Interestingly, masking can be strongly modulated by benzodiazepines modulating the Gaba_A receptor (Giersch & Herzog, 2003) and transcranial magnetic stimulation (Kammer, Scharnowski & Herzog, 2003).

Good and bad neighbors: Contextual modulation

The processing of a target stimulus is strongly influenced by neighboring stimuli. Most models of contextual modulation propose local interactions in the processing of the target and its neighbors, such as lateral inhibition or spatial pooling of information from nearby locations. Contrary to this models, we have shown that the global spatial layout of the neighboring elements strongly modulates performance. This contextual modulation can be best described in terms of perceptual grouping (temporal masking: Herzog & Fahle, 2002; Herzog, Dependahl, Schmonsees & Fahle, 2003; Herzog, Schmonsees & Fahle, 2003a,b; Hermens & Herzog, 2007; Saarela & Herzog, 2008; simultaneous masking: Malania, Herzog & Westheimer, 2007). We believe contextual modulation is at the very heart of neuroscience because it shows that perceptual responses and neural firing rates are not determined by a target stimulus alone. Rather, the global aspects of the whole stimulus have a strong influence on the processing, and thus on our perception.
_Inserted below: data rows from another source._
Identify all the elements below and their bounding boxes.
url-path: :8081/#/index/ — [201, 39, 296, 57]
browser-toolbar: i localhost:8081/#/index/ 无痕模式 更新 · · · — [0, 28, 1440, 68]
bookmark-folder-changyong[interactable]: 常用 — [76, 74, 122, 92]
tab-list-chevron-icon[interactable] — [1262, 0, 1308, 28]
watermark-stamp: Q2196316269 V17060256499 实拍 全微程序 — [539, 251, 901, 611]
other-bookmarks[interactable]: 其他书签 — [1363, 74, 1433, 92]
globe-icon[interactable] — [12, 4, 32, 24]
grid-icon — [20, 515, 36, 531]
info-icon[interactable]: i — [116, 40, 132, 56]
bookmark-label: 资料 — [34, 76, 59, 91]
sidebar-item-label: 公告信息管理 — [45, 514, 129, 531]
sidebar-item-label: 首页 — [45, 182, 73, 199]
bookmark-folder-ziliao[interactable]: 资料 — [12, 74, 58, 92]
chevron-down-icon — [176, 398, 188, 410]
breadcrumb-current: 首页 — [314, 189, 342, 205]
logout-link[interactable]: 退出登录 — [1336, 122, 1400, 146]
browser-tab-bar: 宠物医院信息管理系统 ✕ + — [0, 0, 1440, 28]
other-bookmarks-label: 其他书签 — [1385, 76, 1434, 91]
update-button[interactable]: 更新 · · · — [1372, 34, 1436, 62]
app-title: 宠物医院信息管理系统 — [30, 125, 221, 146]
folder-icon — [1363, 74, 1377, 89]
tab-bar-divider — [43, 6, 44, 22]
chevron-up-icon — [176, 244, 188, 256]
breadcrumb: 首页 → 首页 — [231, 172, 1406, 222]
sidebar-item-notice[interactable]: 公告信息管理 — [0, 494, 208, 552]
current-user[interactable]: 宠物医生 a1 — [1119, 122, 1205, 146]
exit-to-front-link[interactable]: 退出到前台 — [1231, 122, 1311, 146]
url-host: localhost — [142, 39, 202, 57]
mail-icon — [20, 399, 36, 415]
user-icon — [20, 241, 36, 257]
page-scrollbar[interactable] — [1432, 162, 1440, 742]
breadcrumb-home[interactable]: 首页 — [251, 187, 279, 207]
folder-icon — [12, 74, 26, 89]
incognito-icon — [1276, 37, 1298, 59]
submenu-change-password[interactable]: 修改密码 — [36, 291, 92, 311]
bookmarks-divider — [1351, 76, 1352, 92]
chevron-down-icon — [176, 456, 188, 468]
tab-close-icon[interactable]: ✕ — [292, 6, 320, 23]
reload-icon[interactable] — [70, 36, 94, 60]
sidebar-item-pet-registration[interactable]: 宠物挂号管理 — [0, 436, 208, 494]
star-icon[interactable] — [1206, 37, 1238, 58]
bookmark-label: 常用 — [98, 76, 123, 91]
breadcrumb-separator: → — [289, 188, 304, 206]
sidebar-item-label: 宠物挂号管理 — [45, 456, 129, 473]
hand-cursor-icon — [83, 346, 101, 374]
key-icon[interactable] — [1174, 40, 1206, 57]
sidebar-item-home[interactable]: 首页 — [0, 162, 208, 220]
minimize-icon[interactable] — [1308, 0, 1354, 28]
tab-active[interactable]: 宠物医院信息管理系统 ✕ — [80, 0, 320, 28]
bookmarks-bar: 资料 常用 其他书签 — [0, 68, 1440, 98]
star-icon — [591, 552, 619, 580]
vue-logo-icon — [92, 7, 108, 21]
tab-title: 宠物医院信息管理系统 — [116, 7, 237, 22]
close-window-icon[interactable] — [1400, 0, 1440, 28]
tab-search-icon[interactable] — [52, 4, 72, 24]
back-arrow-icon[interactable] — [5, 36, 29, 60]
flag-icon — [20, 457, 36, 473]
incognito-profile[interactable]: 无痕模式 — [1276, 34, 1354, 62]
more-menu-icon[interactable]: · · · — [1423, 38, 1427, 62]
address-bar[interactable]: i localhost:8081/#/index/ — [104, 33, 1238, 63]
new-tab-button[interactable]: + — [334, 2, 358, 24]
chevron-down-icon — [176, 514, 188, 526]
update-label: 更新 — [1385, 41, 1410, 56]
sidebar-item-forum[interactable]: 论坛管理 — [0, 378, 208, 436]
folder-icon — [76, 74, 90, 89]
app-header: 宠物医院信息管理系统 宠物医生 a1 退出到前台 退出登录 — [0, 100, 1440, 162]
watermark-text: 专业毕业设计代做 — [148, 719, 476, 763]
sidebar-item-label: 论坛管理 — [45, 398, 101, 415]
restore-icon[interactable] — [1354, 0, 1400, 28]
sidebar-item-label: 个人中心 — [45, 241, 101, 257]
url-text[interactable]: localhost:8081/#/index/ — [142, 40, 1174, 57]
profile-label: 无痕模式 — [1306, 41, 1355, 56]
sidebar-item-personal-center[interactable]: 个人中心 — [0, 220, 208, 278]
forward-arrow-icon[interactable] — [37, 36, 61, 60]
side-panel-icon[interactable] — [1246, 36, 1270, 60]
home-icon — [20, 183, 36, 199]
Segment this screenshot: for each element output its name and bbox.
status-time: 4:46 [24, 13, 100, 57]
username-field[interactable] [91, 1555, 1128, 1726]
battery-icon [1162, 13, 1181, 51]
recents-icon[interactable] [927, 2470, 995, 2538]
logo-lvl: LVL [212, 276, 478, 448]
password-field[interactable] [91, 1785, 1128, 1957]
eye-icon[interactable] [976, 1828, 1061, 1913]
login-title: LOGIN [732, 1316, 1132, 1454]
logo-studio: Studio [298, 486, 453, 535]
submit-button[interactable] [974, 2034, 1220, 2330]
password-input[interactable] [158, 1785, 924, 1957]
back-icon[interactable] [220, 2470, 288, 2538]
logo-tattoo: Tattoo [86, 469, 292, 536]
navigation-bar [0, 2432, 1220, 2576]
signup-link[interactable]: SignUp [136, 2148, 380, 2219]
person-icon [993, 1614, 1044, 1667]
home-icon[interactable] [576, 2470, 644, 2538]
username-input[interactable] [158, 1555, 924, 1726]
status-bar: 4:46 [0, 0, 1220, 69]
To be or not to be: Conscious and unconscious processing

Visual masking is a versatile tool to render stimuli unconscious. Often it is assumed that the whole stimulus is suppressed by masking. We showed that features of an invisible target can still be perceived at others elements (Herzog & Koch, 2001; Sharikadze, Fahle & Herzog, 2005; Otto, Ogmen & Herzog, 2006).
Many models have been proposed to explain consciousness employing, for example, recurrent neural connections, perception-action loops, and complexity measures. We proposed that these components are possibly necessary but not sufficient to explain consciousness. All these models suffer from an argument, we called the small network argument: for each of the proposed mechanisms, we can construct a very small network, consisting of less then 10 neurons, that is hardly conscious (Herzog, Esfeld & Gerstner, 2007). Hence, proposed mechanisms are not sufficient to explain consciousness.

Schizophrenia research

Schizophrenic patients show performance deficits over a wide range. Lower processing deficits are of particular interest because they might cause higher, cognitive deficiencies. Low level visual masking has been proven to be one of the most promising paradigms for diagnostic purposes (e.g. the endophenotype concept) and to understand the underlying neural deficits. We showed that patients show strong masking deficits, i.e. they need longer SOAs to process a target. Paradoxically, their spatial and temporal resolution seems to be fast and intact (Herzog, Kopmann & Brand, 2004; Brand, Kopmann & Herzog, 2004; Brand, Kopmann, Marbach, Heinze & Herzog, 2005; Schutze, Bongard, Marbach, Brand & Herzog, 2007; Roinishvili, Chkonia, Brand & Herzog, 2008).

Sports research

To ski or not to ski is not a question and the best ski has a low flexural and a high torsional rigidity (Fischer, Overney, Fauve, Blanke, Rhyner, Herzog, Bourban & Manson, 2007).